BEGINNINGS IN NORTHERN
ITALY (text
page)
In the field of 16th-century painting, while the over-refined
taste for Mannerism developed in various parts of Europe, the masters most
attentive to "natural" objects were above all painters who were active in
Flanders (in Antwerp, in particular) and in northern Italy. These two important
areas - among other things, in reciprocal and intense contact with each
other - shared the "primacy" in the birth of still life. During the second
half of the 16th century, the evolution, which especially involved the province
of Lombardy and Bologna, followed two quite distinct cultural lines. In
Bologna, thanks to the figure of the scientist Ulisse Aldrovandi and his
relations with the Florentine Court of the Medici family and with Jacopo
Ligozzi, who was active there, the naturalistic image developed, as faithful
as possible to the real thing, with intentions of classification and study.
The representation of 'naturalia' was present in Cremona and Bologna in
subjects such as the sellers of fruit and animals of Vincenzo Campi, and
the poulterers and fishmongers of Bartolomeo Passerotti.

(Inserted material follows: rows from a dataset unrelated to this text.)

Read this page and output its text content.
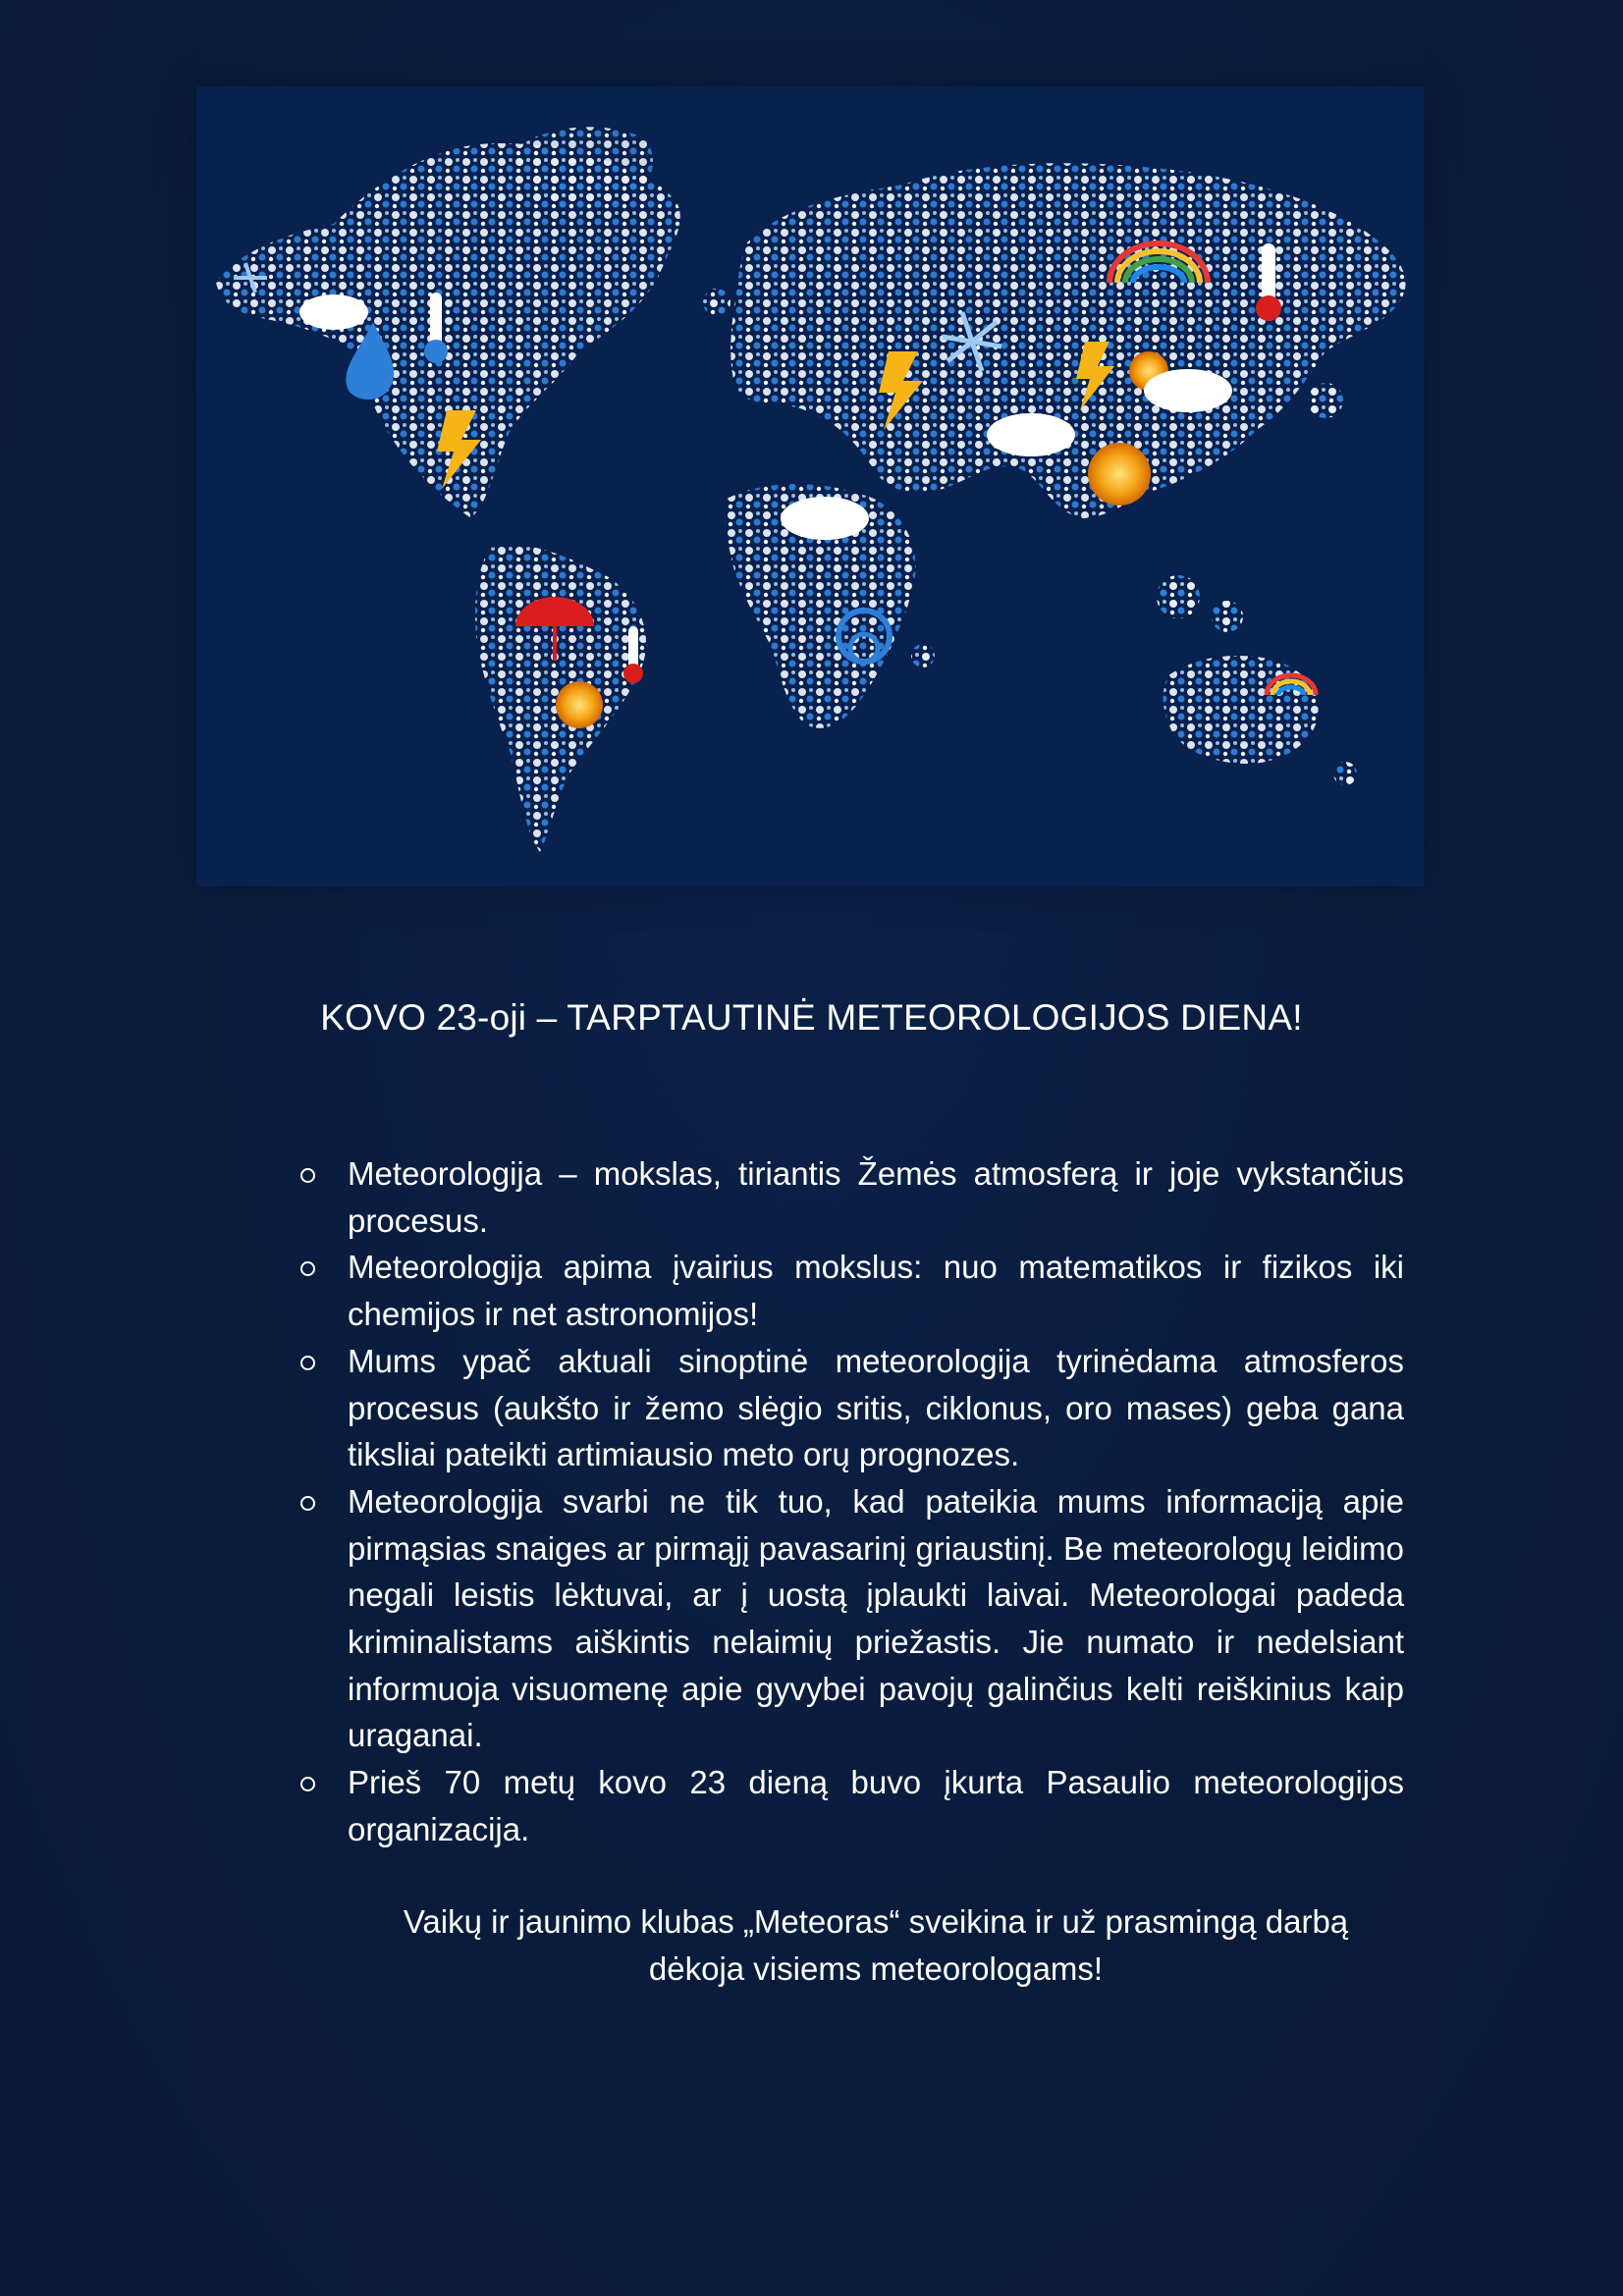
KOVO 23-oji – TARPTAUTINĖ METEOROLOGIJOS DIENA!
Meteorologija – mokslas, tiriantis Žemės atmosferą ir joje vykstančius procesus.
Meteorologija apima įvairius mokslus: nuo matematikos ir fizikos iki chemijos ir net astronomijos!
Mums ypač aktuali sinoptinė meteorologija tyrinėdama atmosferos procesus (aukšto ir žemo slėgio sritis, ciklonus, oro mases) geba gana tiksliai pateikti artimiausio meto orų prognozes.
Meteorologija svarbi ne tik tuo, kad pateikia mums informaciją apie pirmąsias snaiges ar pirmąjį pavasarinį griaustinį. Be meteorologų leidimo negali leistis lėktuvai, ar į uostą įplaukti laivai. Meteorologai padeda kriminalistams aiškintis nelaimių priežastis. Jie numato ir nedelsiant informuoja visuomenę apie gyvybei pavojų galinčius kelti reiškinius kaip uraganai.
Prieš 70 metų kovo 23 dieną buvo įkurta Pasaulio meteorologijos organizacija.
Vaikų ir jaunimo klubas „Meteoras“ sveikina ir už prasmingą darbą
dėkoja visiems meteorologams!
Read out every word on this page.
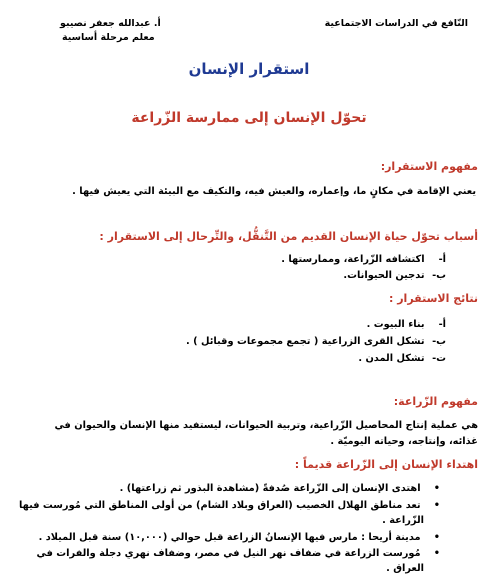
النّافع في الدراسات الاجتماعية
أ. عبدالله جعفر نصيبو
معلم مرحلة أساسية
استقرار الإنسان
تحوّل الإنسان إلى ممارسة الزّراعة
مفهوم الاستقرار:
يعني الإقامة في مكانٍ ما، وإعماره، والعيش فيه، والتكيف مع البيئة التي يعيش فيها .
أسباب تحوّل حياة الإنسان القديم من التَّنقُّل، والتِّرحال إلى الاستقرار :
أ- اكتشافه الزّراعة، وممارستها .
ب- تدجين الحيوانات.
نتائج الاستقرار :
أ- بناء البيوت .
ب- تشكل القرى الزراعية ( تجمع مجموعات وقبائل ) .
ت- تشكل المدن .
مفهوم الزّراعة:
هي عملية إنتاج المحاصيل الزّراعية، وتربية الحيوانات، ليستفيد منها الإنسان والحيوان في
غذائه، وإنتاجه، وحياته اليوميّة .
اهتداء الإنسان إلى الزّراعة قديماً :
• اهتدى الإنسان إلى الزّراعة صُدفةً (مشاهدة البذور ثم زراعتها) .
• تعد مناطق الهلال الخصيب (العراق وبلاد الشام) من أولى المناطق التي مُورست فيها
الزّراعة .
• مدينة أريحا : مارس فيها الإنسانُ الزراعة قبل حوالي (١٠,٠٠٠) سنة قبل الميلاد .
• مُورست الزراعة في ضفاف نهر النيل في مصر، وضفاف نهري دجلة والفرات في
العراق .
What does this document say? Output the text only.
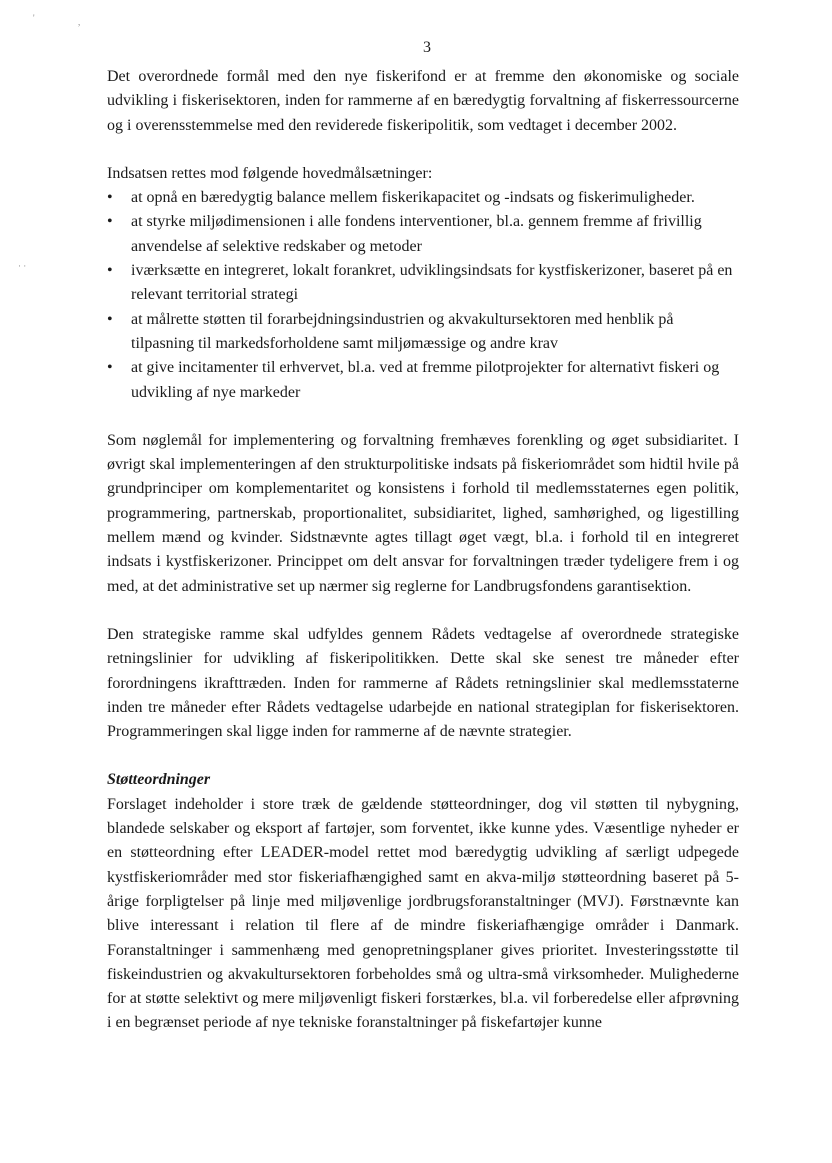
'	,
· ·
3

Det overordnede formål med den nye fiskerifond er at fremme den økonomiske og sociale udvikling i fiskerisektoren, inden for rammerne af en bæredygtig forvaltning af fiskerressourcerne og i overensstemmelse med den reviderede fiskeripolitik, som vedtaget i december 2002.

Indsatsen rettes mod følgende hovedmålsætninger:

• at opnå en bæredygtig balance mellem fiskerikapacitet og -indsats og fiskerimuligheder.
• at styrke miljødimensionen i alle fondens interventioner, bl.a. gennem fremme af frivillig anvendelse af selektive redskaber og metoder
• iværksætte en integreret, lokalt forankret, udviklingsindsats for kystfiskerizoner, baseret på en relevant territorial strategi
• at målrette støtten til forarbejdningsindustrien og akvakultursektoren med henblik på tilpasning til markedsforholdene samt miljømæssige og andre krav
• at give incitamenter til erhvervet, bl.a. ved at fremme pilotprojekter for alternativt fiskeri og udvikling af nye markeder

Som nøglemål for implementering og forvaltning fremhæves forenkling og øget subsidiaritet. I øvrigt skal implementeringen af den strukturpolitiske indsats på fiskeriområdet som hidtil hvile på grundprinciper om komplementaritet og konsistens i forhold til medlemsstaternes egen politik, programmering, partnerskab, proportionalitet, subsidiaritet, lighed, samhørighed, og ligestilling mellem mænd og kvinder. Sidstnævnte agtes tillagt øget vægt, bl.a. i forhold til en integreret indsats i kystfiskerizoner. Princippet om delt ansvar for forvaltningen træder tydeligere frem i og med, at det administrative set up nærmer sig reglerne for Landbrugsfondens garantisektion.

Den strategiske ramme skal udfyldes gennem Rådets vedtagelse af overordnede strategiske retningslinier for udvikling af fiskeripolitikken. Dette skal ske senest tre måneder efter forordningens ikrafttræden. Inden for rammerne af Rådets retningslinier skal medlemsstaterne inden tre måneder efter Rådets vedtagelse udarbejde en national strategiplan for fiskerisektoren. Programmeringen skal ligge inden for rammerne af de nævnte strategier.

Støtteordninger

Forslaget indeholder i store træk de gældende støtteordninger, dog vil støtten til nybygning, blandede selskaber og eksport af fartøjer, som forventet, ikke kunne ydes. Væsentlige nyheder er en støtteordning efter LEADER-model rettet mod bæredygtig udvikling af særligt udpegede kystfiskeriområder med stor fiskeriafhængighed samt en akva-miljø støtteordning baseret på 5-årige forpligtelser på linje med miljøvenlige jordbrugsforanstaltninger (MVJ). Førstnævnte kan blive interessant i relation til flere af de mindre fiskeriafhængige områder i Danmark. Foranstaltninger i sammenhæng med genopretningsplaner gives prioritet. Investeringsstøtte til fiskeindustrien og akvakultursektoren forbeholdes små og ultra-små virksomheder. Mulighederne for at støtte selektivt og mere miljøvenligt fiskeri forstærkes, bl.a. vil forberedelse eller afprøvning i en begrænset periode af nye tekniske foranstaltninger på fiskefartøjer kunne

In Lombardy, several
ideas of Leonardo da Vinci were taken up again and adapted to the new times:
flowers, fruits, inanimate objects were interpreted in a key of intense
dignity, not just as a proof of an ability to imitate nature, and the objects
of optical research, but also as bearers of dense allegorical, symbolic
or moral significances. The prevalence of content over form and formal progression
which started from the artists connected with the court of Rodolfo II (Arcimboldo,
Figino) and which was prolonged into the early decades of the 17th century
in the concentrated representations of dishes of fruit, with Fede Galizia
and Panfilo Nuvolone, could be interpreted in this new sense. Furthermore,
in the middle of the 17th century, Lombard painting was enriched by another
extraordinary specialist in still life: Evaristo Baschenis from Bergamo,
who was famous mostly for his compositions involving musical instruments.